Lo profetizzava il grande scrittore
inglese J. G. Chesterton, secondo il quale sarebbero venuti tempi nei
quali fuochi sarebbero stati accesi e spade sguainate per dimostrare che
una pietra è una pietra e che le foglie sono verdi d’estate.
Se si può normare per legge il matrimonio omosessuale, e presentare la diversità gender come
normale e semplicemente alternativa alla eterosessualità, ciò è
esattamente la prova che la profezia chestertoniana si è avverata: la
società naviga ormai in un mondo irreale, preda di visioni e deliri che
ben si possono sovrapporre a quelli infantili.
A ben vedere, questa sembra una
conseguenza piuttosto naturale della rimozione, dagli schemi sociali,
della figura del padre e del principio di autorità che esso
rappresentava.
Fatto che, secondo Jacques Lacan, è la base della grande nevrosi dei nostri tempi.
Non solo degli umani padri di famiglia,
assenti, come ci insegna lo psicologo Claudio Risé, spesso ridotti a
stucchevoli manichini, narcisisti più o meno manierosi, misurati in base
alla loro capacità di produrre reddito. Ma anche del Padre Celeste,
Dio, così presentato nella Sacra Scrittura, nel cristianesimo.

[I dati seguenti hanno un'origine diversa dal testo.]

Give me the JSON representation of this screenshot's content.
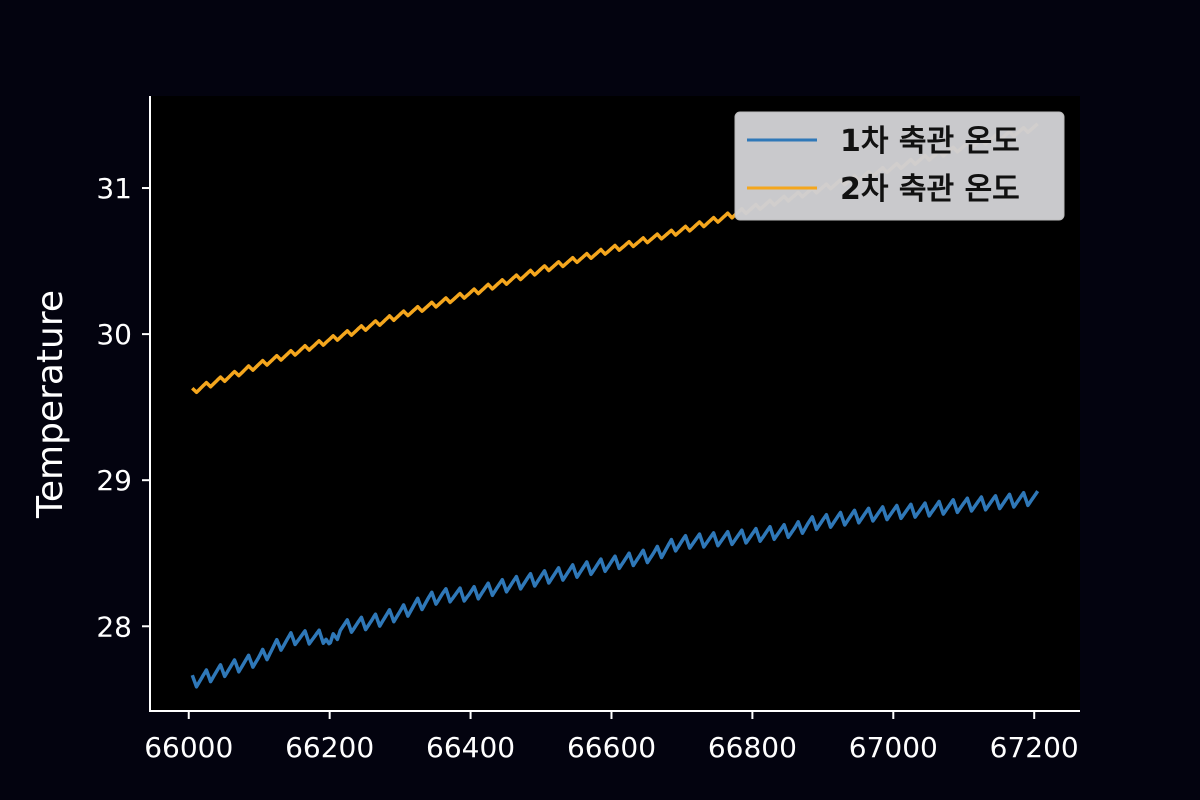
{
  "chart_data": {
    "type": "line",
    "title": "",
    "xlabel": "",
    "ylabel": "Temperature",
    "xlim": [
      65945,
      67265
    ],
    "ylim": [
      27.42,
      31.63
    ],
    "xticks": [
      66000,
      66200,
      66400,
      66600,
      66800,
      67000,
      67200
    ],
    "yticks": [
      28,
      29,
      30,
      31
    ],
    "grid": false,
    "legend_position": "top-right",
    "colors": {
      "background": "#03030f",
      "axes": "#ffffff",
      "legend_bg": "#cfcfd3"
    },
    "series": [
      {
        "name": "1차 축관 온도",
        "color": "#2f78b8",
        "oscillation": 0.09,
        "period": 20,
        "x": [
          66005,
          66050,
          66100,
          66130,
          66150,
          66195,
          66200,
          66215,
          66260,
          66300,
          66340,
          66360,
          66400,
          66450,
          66500,
          66550,
          66600,
          66660,
          66690,
          66710,
          66760,
          66800,
          66860,
          66880,
          66920,
          66960,
          67000,
          67050,
          67100,
          67150,
          67205
        ],
        "y": [
          27.62,
          27.7,
          27.78,
          27.88,
          27.92,
          27.93,
          27.86,
          27.99,
          28.03,
          28.09,
          28.18,
          28.21,
          28.22,
          28.28,
          28.33,
          28.38,
          28.43,
          28.49,
          28.56,
          28.58,
          28.6,
          28.62,
          28.66,
          28.7,
          28.73,
          28.76,
          28.78,
          28.8,
          28.83,
          28.85,
          28.88
        ]
      },
      {
        "name": "2차 축관 온도",
        "color": "#f4a61d",
        "oscillation": 0.04,
        "period": 20,
        "x": [
          66005,
          66100,
          66200,
          66300,
          66400,
          66500,
          66600,
          66700,
          66800,
          66900,
          67000,
          67100,
          67205
        ],
        "y": [
          29.61,
          29.79,
          29.96,
          30.13,
          30.28,
          30.44,
          30.58,
          30.71,
          30.86,
          31.0,
          31.14,
          31.28,
          31.42
        ]
      }
    ]
  }
}
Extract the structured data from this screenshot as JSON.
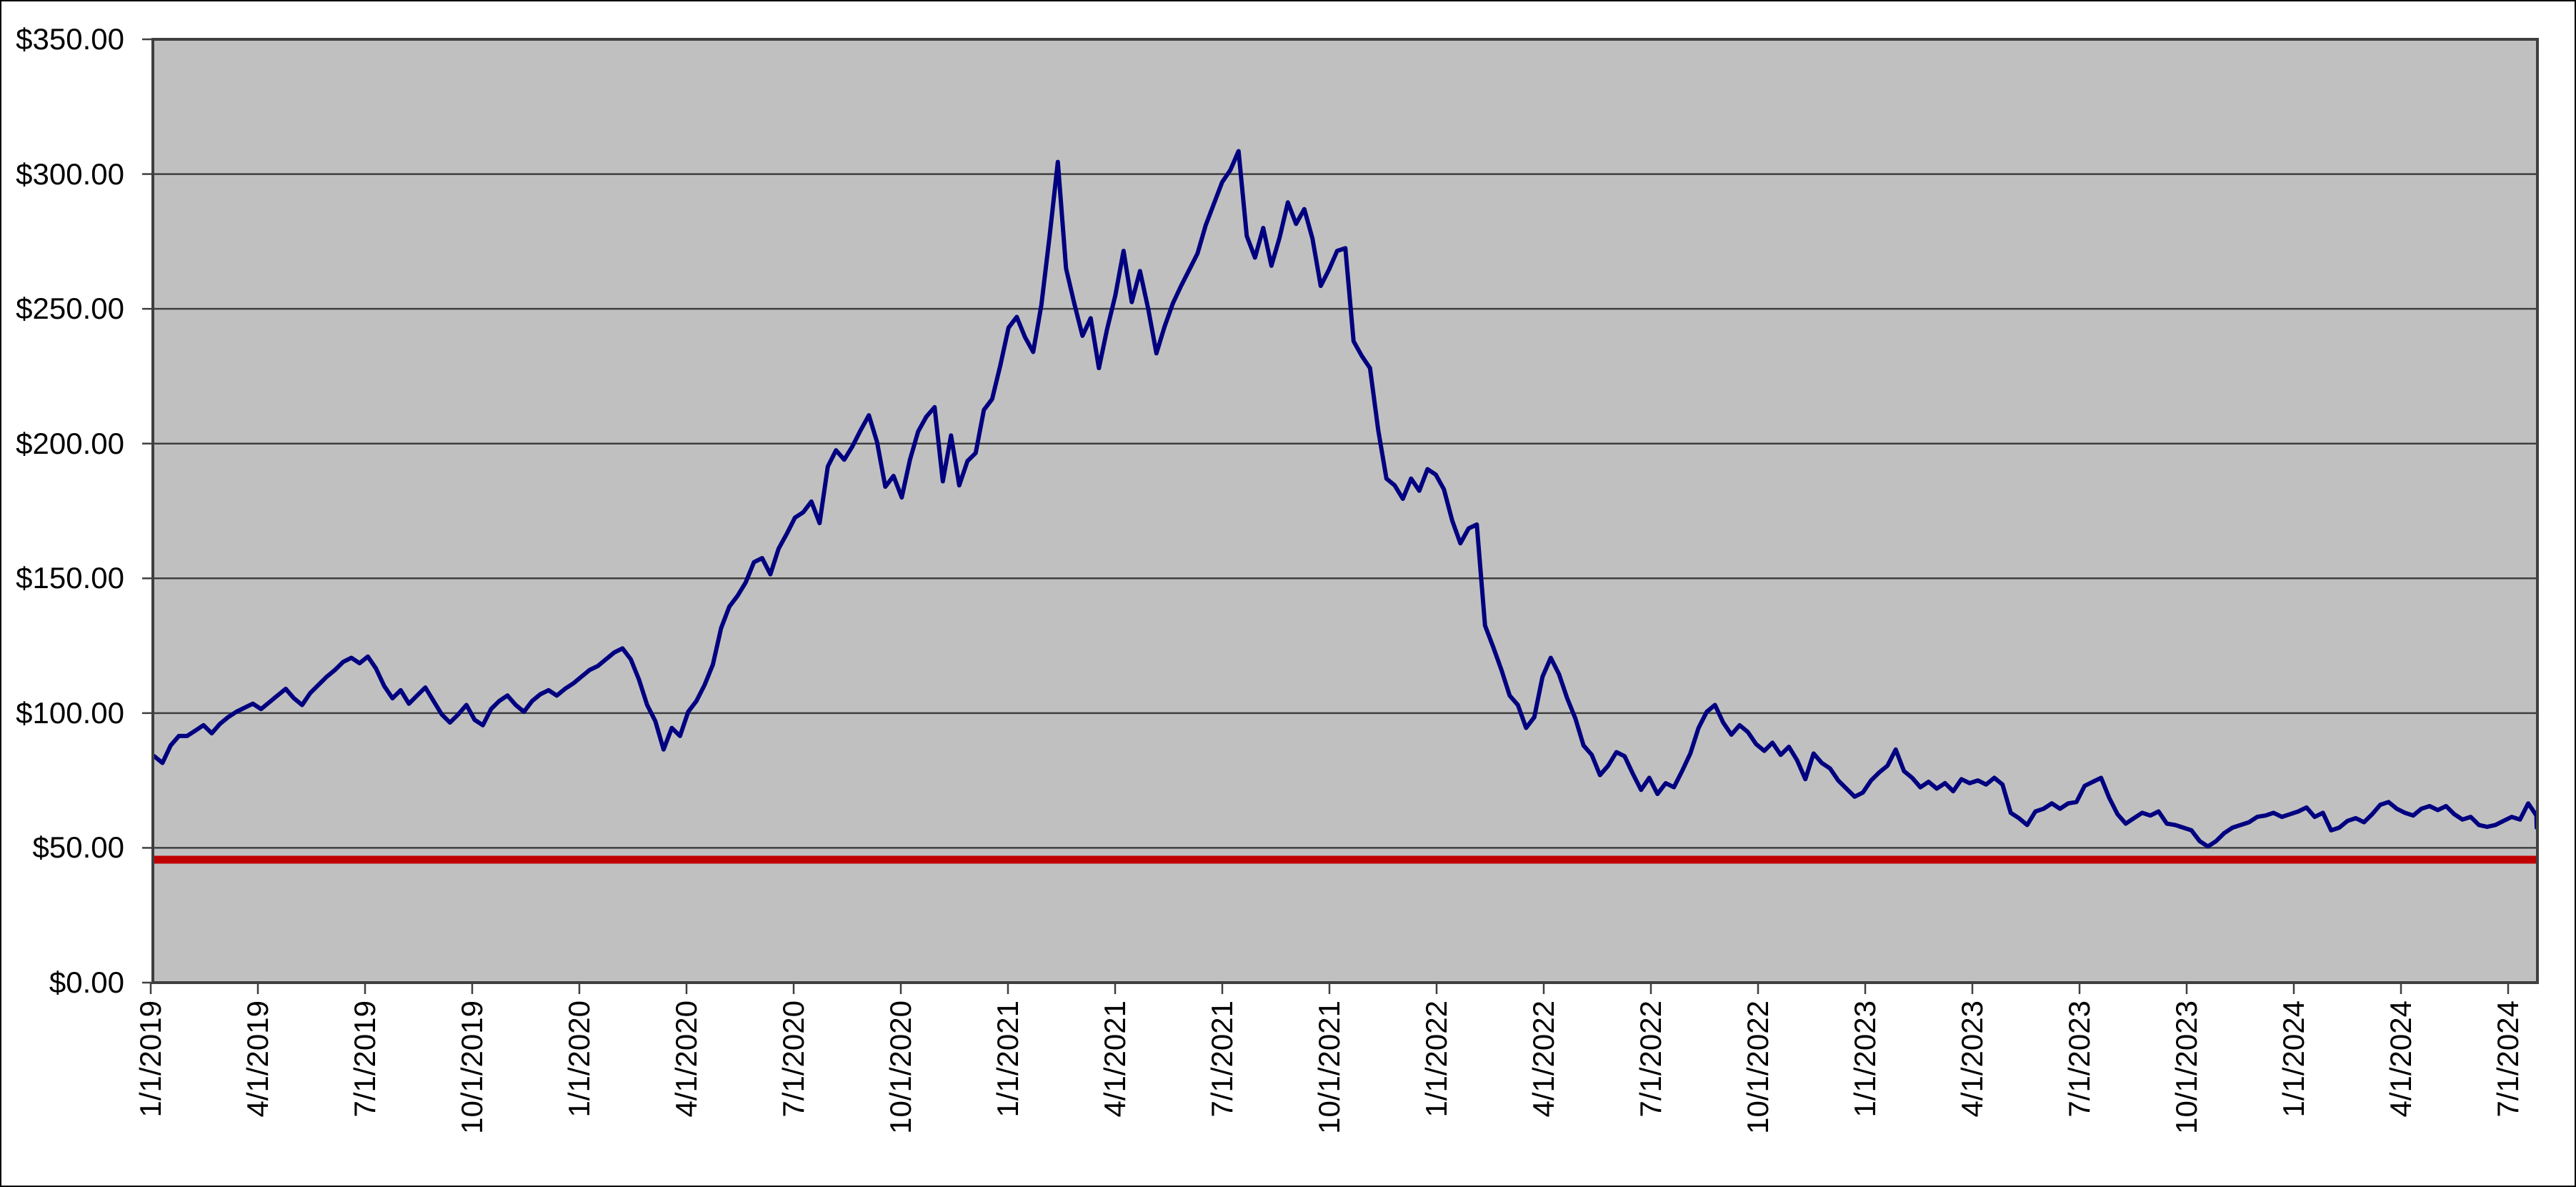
{
  "chart_data": {
    "type": "line",
    "title": "",
    "xlabel": "",
    "ylabel": "",
    "grid": true,
    "legend": false,
    "plot_bg_color": "#C0C0C0",
    "gridline_color": "#3F3F3F",
    "outer_border_color": "#000000",
    "y_axis": {
      "min": 0,
      "max": 350,
      "tick_step": 50,
      "format": "currency",
      "tick_labels": [
        "$350.00",
        "$300.00",
        "$250.00",
        "$200.00",
        "$150.00",
        "$100.00",
        "$50.00",
        "$0.00"
      ]
    },
    "x_axis": {
      "tick_labels": [
        "1/1/2019",
        "4/1/2019",
        "7/1/2019",
        "10/1/2019",
        "1/1/2020",
        "4/1/2020",
        "7/1/2020",
        "10/1/2020",
        "1/1/2021",
        "4/1/2021",
        "7/1/2021",
        "10/1/2021",
        "1/1/2022",
        "4/1/2022",
        "7/1/2022",
        "10/1/2022",
        "1/1/2023",
        "4/1/2023",
        "7/1/2023",
        "10/1/2023",
        "1/1/2024",
        "4/1/2024",
        "7/1/2024"
      ]
    },
    "series": [
      {
        "name": "price-line",
        "color": "#000080",
        "frequency": "weekly",
        "start_label": "1/1/2019",
        "end_label": "8/2024",
        "values": [
          84.0,
          81.5,
          88.0,
          91.5,
          91.5,
          93.5,
          95.5,
          92.5,
          96.0,
          98.5,
          100.5,
          102.0,
          103.5,
          101.5,
          104.0,
          106.5,
          109.0,
          105.5,
          103.0,
          107.5,
          110.5,
          113.5,
          116.0,
          119.0,
          120.5,
          118.5,
          121.0,
          116.5,
          110.0,
          105.5,
          108.5,
          103.5,
          106.5,
          109.5,
          104.5,
          99.5,
          96.5,
          99.5,
          103.0,
          97.5,
          95.5,
          101.5,
          104.5,
          106.5,
          103.0,
          100.5,
          104.5,
          107.0,
          108.5,
          106.5,
          109.0,
          111.0,
          113.5,
          116.0,
          117.5,
          120.0,
          122.5,
          124.0,
          120.0,
          112.5,
          103.0,
          97.0,
          86.5,
          94.5,
          91.5,
          100.5,
          104.5,
          110.5,
          118.0,
          131.5,
          139.5,
          143.5,
          148.5,
          156.0,
          157.5,
          151.5,
          161.0,
          166.5,
          172.5,
          174.5,
          178.5,
          170.5,
          191.5,
          197.5,
          194.0,
          199.0,
          205.0,
          210.5,
          200.5,
          184.0,
          188.0,
          180.0,
          194.0,
          204.5,
          210.0,
          213.5,
          186.0,
          203.0,
          184.5,
          193.5,
          196.5,
          212.5,
          216.5,
          229.0,
          243.0,
          247.0,
          239.5,
          234.0,
          251.5,
          277.0,
          304.5,
          265.0,
          252.0,
          240.0,
          246.5,
          228.0,
          242.5,
          255.0,
          271.5,
          252.5,
          264.0,
          250.0,
          233.5,
          243.5,
          252.0,
          258.5,
          264.5,
          270.5,
          281.0,
          289.0,
          297.0,
          301.5,
          308.5,
          277.0,
          269.0,
          280.0,
          266.0,
          276.5,
          289.5,
          281.5,
          287.0,
          276.0,
          258.5,
          264.5,
          271.5,
          272.5,
          238.0,
          232.5,
          228.0,
          205.0,
          187.0,
          184.5,
          179.5,
          187.0,
          182.5,
          190.5,
          188.5,
          183.0,
          171.5,
          163.0,
          168.5,
          170.0,
          132.5,
          124.5,
          116.0,
          106.5,
          103.0,
          94.5,
          98.5,
          113.5,
          120.5,
          114.5,
          105.5,
          98.0,
          88.0,
          84.5,
          77.0,
          80.5,
          85.5,
          84.0,
          77.5,
          71.5,
          76.0,
          70.0,
          74.0,
          72.5,
          78.5,
          85.0,
          94.5,
          100.5,
          103.0,
          96.5,
          92.0,
          95.5,
          93.0,
          88.5,
          86.0,
          89.0,
          84.5,
          87.5,
          82.5,
          75.5,
          85.0,
          81.5,
          79.5,
          75.0,
          72.0,
          69.0,
          70.5,
          75.0,
          78.0,
          80.5,
          86.5,
          78.5,
          76.0,
          72.5,
          74.5,
          72.0,
          74.0,
          71.0,
          75.5,
          74.0,
          75.0,
          73.5,
          76.0,
          73.5,
          63.0,
          61.0,
          58.5,
          63.5,
          64.5,
          66.5,
          64.5,
          66.5,
          67.0,
          73.0,
          74.5,
          76.0,
          68.5,
          62.5,
          59.0,
          61.0,
          63.0,
          62.0,
          63.5,
          59.0,
          58.5,
          57.5,
          56.5,
          52.5,
          50.5,
          52.5,
          55.5,
          57.5,
          58.5,
          59.5,
          61.5,
          62.0,
          63.0,
          61.5,
          62.5,
          63.5,
          65.0,
          61.5,
          63.0,
          56.5,
          57.5,
          60.0,
          61.0,
          59.5,
          62.5,
          66.0,
          67.0,
          64.5,
          63.0,
          62.0,
          64.5,
          65.5,
          64.0,
          65.5,
          62.5,
          60.5,
          61.5,
          58.5,
          57.8,
          58.5,
          60.0,
          61.5,
          60.5,
          66.5,
          62.0,
          57.5
        ]
      },
      {
        "name": "reference-line",
        "style": "horizontal-line",
        "color": "#C00000",
        "value": 45.6
      }
    ]
  }
}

In assenza di un Padre che dà la norma,
la regola, la realtà ed il suo significato sono destinate a sfuggirci, a
rimanere fenomeni vuoti ed incomprensibili. Così da giustificare ogni
relativismo, anche sul piano etico.
Avviene così che la legge dello Stato,
anziché aiutarci ad introiettare la realtà, si piega invece a soddisfare
ogni istanza e finanche ogni capriccio individuale, rinunciando alla
propria missione ed alla propria funzione, con svuotamento di ciò che il
diritto è chiamato costitutivamente ad essere, in sé.
E così, a livello sociale, si osserva
una regressione collettiva verso un mondo indistinto dove, come nel
bambino, può essere messo in discussione e sfuggire persino un dato
solido ed evidente, e non solo sul piano biologico, come la differenza
sessuale, il cui riconoscimento e la cui mancata radicazione nel sé
comporta, per lo psichiatra cattolico Tony Anatrella, la mancanza del
presupposto indispensabile per poter capire la realtà.
Se non è orientata dal principio di
realtà, dal carattere oggettivo delle sue istanze, e dal suo
riconoscimento, la ragione diviene, come è, collettivamente, divenuta,
irragionevole.
Questi sono i tempi paurosi che stiamo
vivendo, nei quali si tenta, con l’impiego di enormi risorse, di
inculcare visioni antropologiche assurde e fuorvianti, quali sono quelle
dei genders, tali da destabilizzare (o, come anche si è detto,
da decostruire) l’ordine sociale ed il suo più solido e certo
fondamento: la famiglia fondata sul matrimonio tra un uomo ed una donna.